Heart diseases, especially coronary artery disease, arrhythmias, heart infections, and heart muscle diseases, can be one reason to feel tired all of the time.
- Type 2 Diabetes
Sugar or glucose in our body is vital and fuels our body with energy. Type 2 Diabetes is a condition in which the body doesn’t make enough insulin that helps glucose get into the body’s cells to be used for energy production. And that means people with type 2 diabetes often notice fatigue as one of the symptoms.
An individual suffering from chronic fatigue syndrome experiences extreme fatigue, which does not improve with rest and gets worse if they exert themselves.
Sleep apnea is a condition where you feel tired after waking up due to disruptive sleep, mainly due to breathing trouble such as snoring. Obstructive sleep apnea in most cases collapses the upper airway for 10 seconds or more, which prevents the brain from going into deeper stages of sleep, such as the REM stage.
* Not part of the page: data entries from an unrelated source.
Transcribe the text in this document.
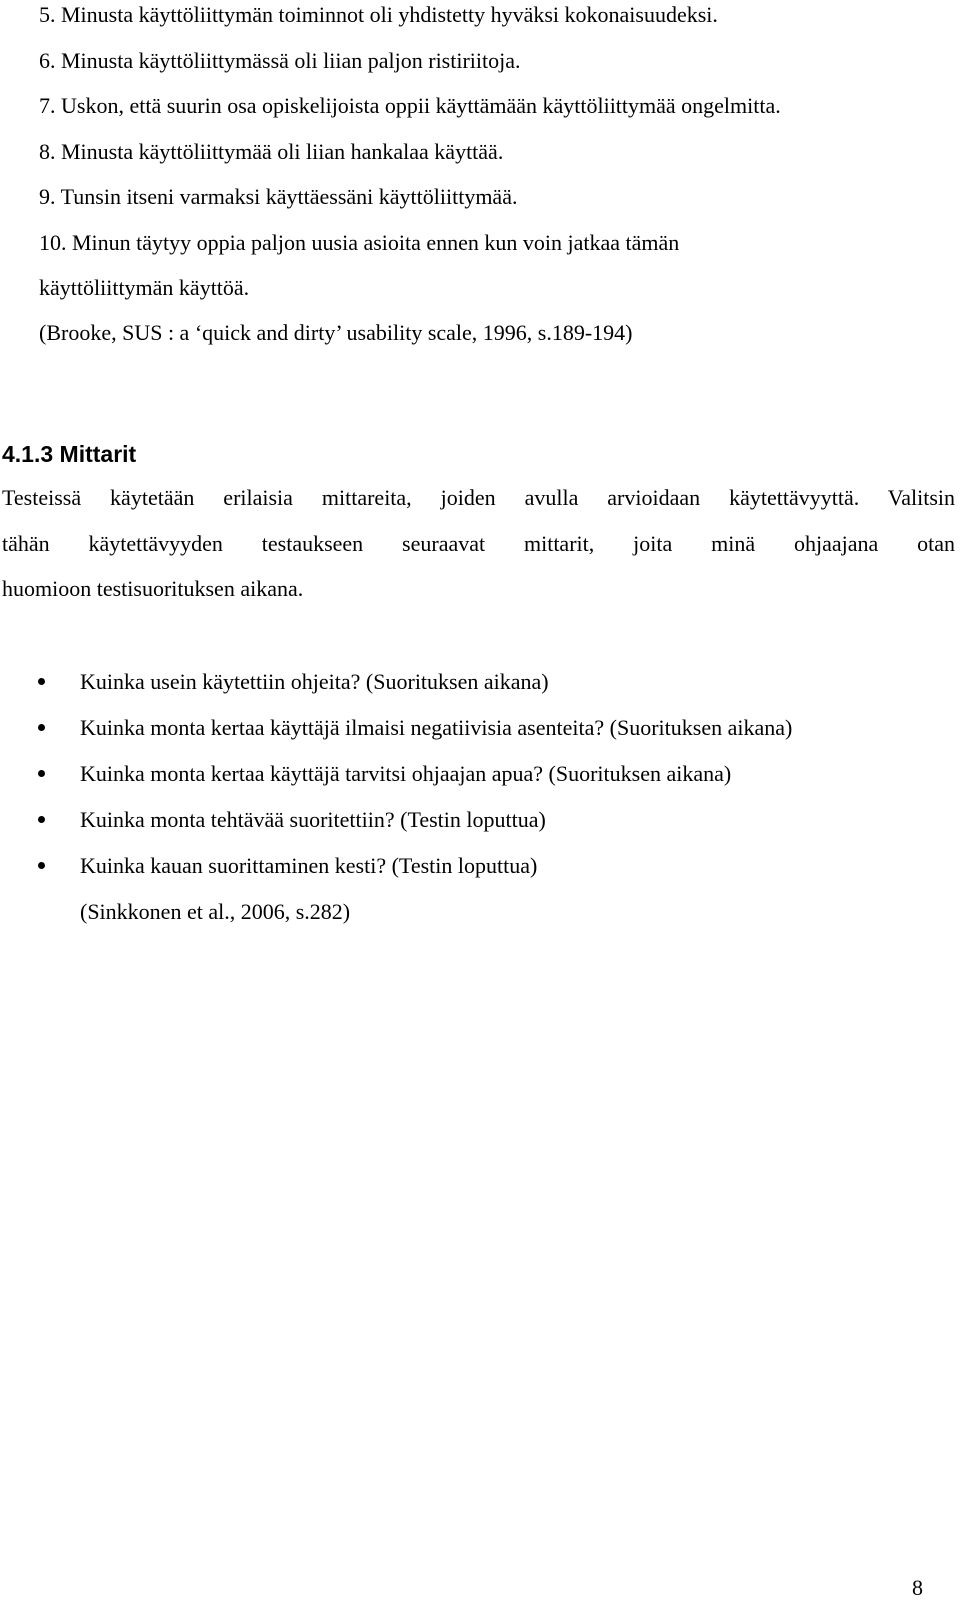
5. Minusta käyttöliittymän toiminnot oli yhdistetty hyväksi kokonaisuudeksi.
6. Minusta käyttöliittymässä oli liian paljon ristiriitoja.
7. Uskon, että suurin osa opiskelijoista oppii käyttämään käyttöliittymää ongelmitta.
8. Minusta käyttöliittymää oli liian hankalaa käyttää.
9. Tunsin itseni varmaksi käyttäessäni käyttöliittymää.
10. Minun täytyy oppia paljon uusia asioita ennen kun voin jatkaa tämän
käyttöliittymän käyttöä.
(Brooke, SUS : a ‘quick and dirty’ usability scale, 1996, s.189-194)
4.1.3 Mittarit
Testeissä käytetään erilaisia mittareita, joiden avulla arvioidaan käytettävyyttä. Valitsin
tähän käytettävyyden testaukseen seuraavat mittarit, joita minä ohjaajana otan
huomioon testisuorituksen aikana.
Kuinka usein käytettiin ohjeita? (Suorituksen aikana)
Kuinka monta kertaa käyttäjä ilmaisi negatiivisia asenteita? (Suorituksen aikana)
Kuinka monta kertaa käyttäjä tarvitsi ohjaajan apua? (Suorituksen aikana)
Kuinka monta tehtävää suoritettiin? (Testin loputtua)
Kuinka kauan suorittaminen kesti? (Testin loputtua)
(Sinkkonen et al., 2006, s.282)
8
Vitamin B12 is important for maintaining a healthy immune system and metabolism. However, as we age, our ability to absorb B12 decreases and fatigue is one of the apparent signs of B12 deficiency.
Lifestyle and habits
Some lifestyle habits pave the way for fatigue. It can be because of an unhealthy lifestyle such as bad eating habits, not getting enough sleep, more caffeine intake, consumption of alcohol, too much stress etc.
Home remedies for fatigue
If you are experiencing fatigue but aren’t sure if it warrants a trip to the doctor just yet, we recommend trying to make a few changes at home to see if they help. Those include:
- Take regular breaks during the day. This can help you refocus.
- Replacing tedious tasks with more active ones. This can improve your physical activity.
- Try to be more physically active. Lack of activity can sometimes be the cause of fatigue. Making a point to get the minimum physical exercise a week may help.
- Make time for what you enjoy. A hobby or other activity you enjoy may alleviate fatigue caused by stress and boredom.
When to check with a doctor about being drained all the time?
A few lifestyle changes might reduce fatigue, but when you are suffering from an underlying health condition, it is unlikely to help much. In such situations, only a medical professional can give the right directions.
Of course, diagnosing severe fatigue conditions between normal tiredness can be tricky to detect. So, when should a person seek medical help? When fatigue becomes persistent and interferes with a person’s ability to complete daily tasks, perform well at work, or engage in enjoyable activities, it may be time to see a doctor.